Project Kick-Off Meeting and Audio Analysis Workshop

On August 19 2016 the annual Audio Analysis Workshop was held. This year’s edition was co-sponsored by the Danish Council for Independent Research and served also as a kick-off meeting for the project. It featured 14 scientific talks and 2 keynote talks with 18 participants from Lund University, Aalborg Unviversity, Delft University of Technology, GN Resound, and Ashton University. The workshop had a Parkinson’s disease flavored theme with two keynote talks on the topic Parkinson’s disease, how it affects the voice, and how it can be detected from the voice. The first keynote talk, entitled Braak´s hypothesis and its impact on research and treatment in Parkinson´s disease was given by neurologist Lorenz Oppel, Aalborg University Hospital. The second keynote talk was given by Dr. Max Little, Ashton University, and was entitled Algorithms for feature extraction in voicebased analysis of Parkinson’s disease. In his talk, Max gave an overview of his many years of research on the topic. The remaining scientific talks were on different topics, including fast implementations, microphone arrays, music analysis, speech intelligibility, multi-pitch estimation, sparse approximations, classification, and speech enhancement.

Open postdoc position

We are currently looking for candidates for the open position as postdoctoral researcher for this project. We are looking for recent graduates with a Ph.D. in signal processing, speech processing, machine learning, or something like that.

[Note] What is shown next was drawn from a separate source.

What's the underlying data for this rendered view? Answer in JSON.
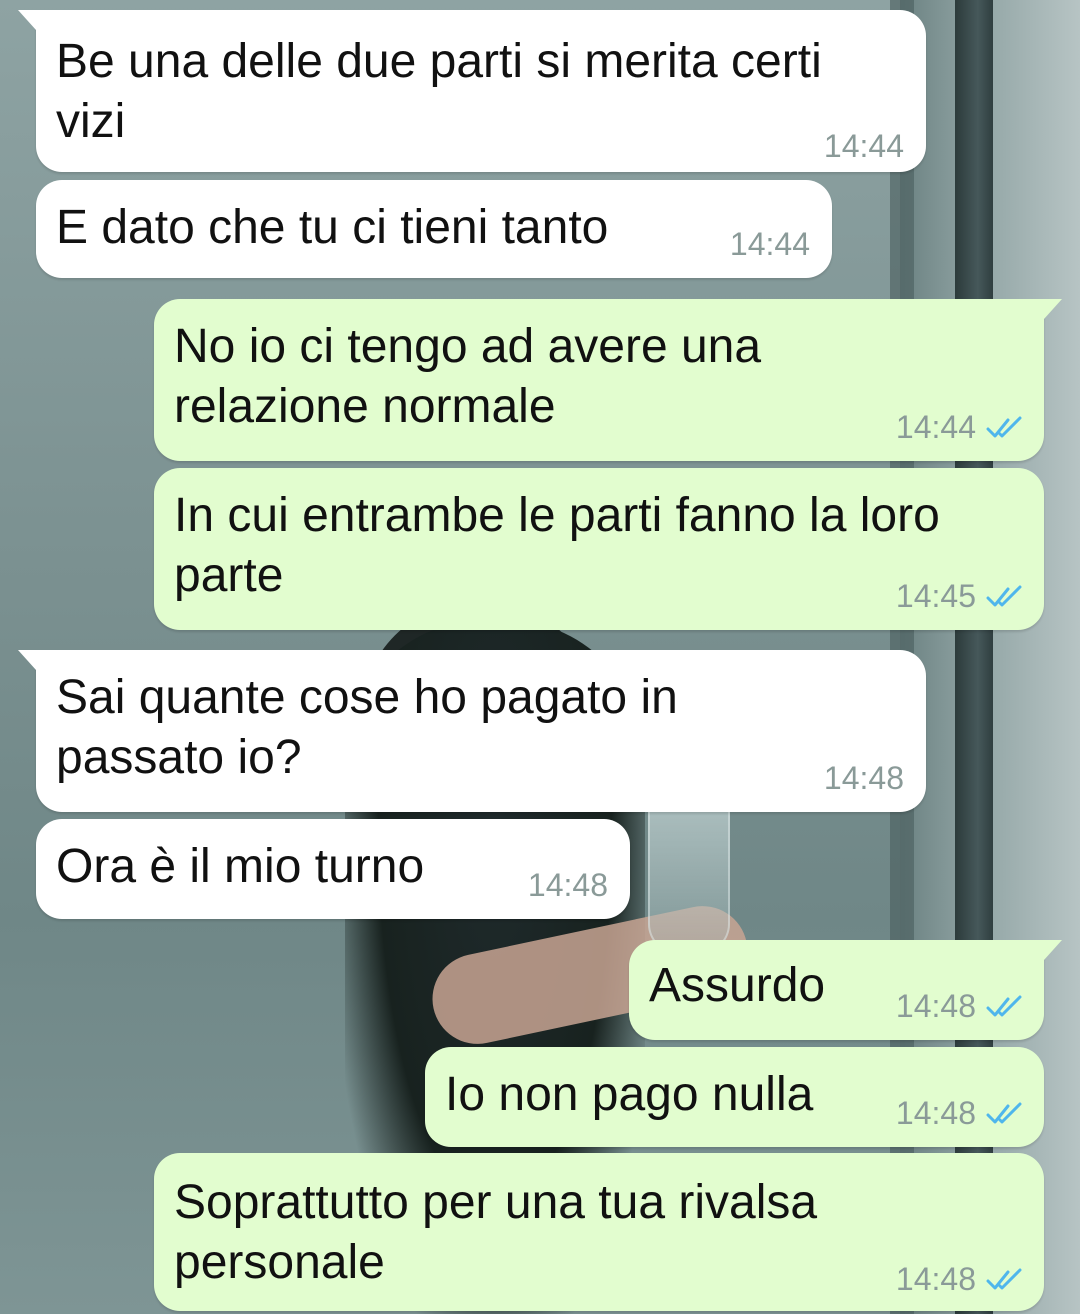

If anybody’s interested in the position, please contact Prof. Mads Græsbøll Christensen by sending an email to mgc@create.aau.dk. We will post an official call for applications once we know we have qualified candidates.

Many people are affected by Parkinson’s disease (PD) in some way. There currently exists no cure, there are no known biomarkers that can be used for diagnosis, and the number of people with PD is expected to rise dramatically in the near future. The project aims at finding accurate and robust signal processing methods for analyzing natural, noisy speech for early diagnosis and monitoring of the progression of PD based on parametric models. The project is an international collaboration between Aalborg University, MIT, University of Colorado-Boulder, the Parkinson’s Voice Initiative, and Lund University. The project is funded by the Danish Council for Independent Research | Technology and Production Science which has granted 6.5 million DKK for the project.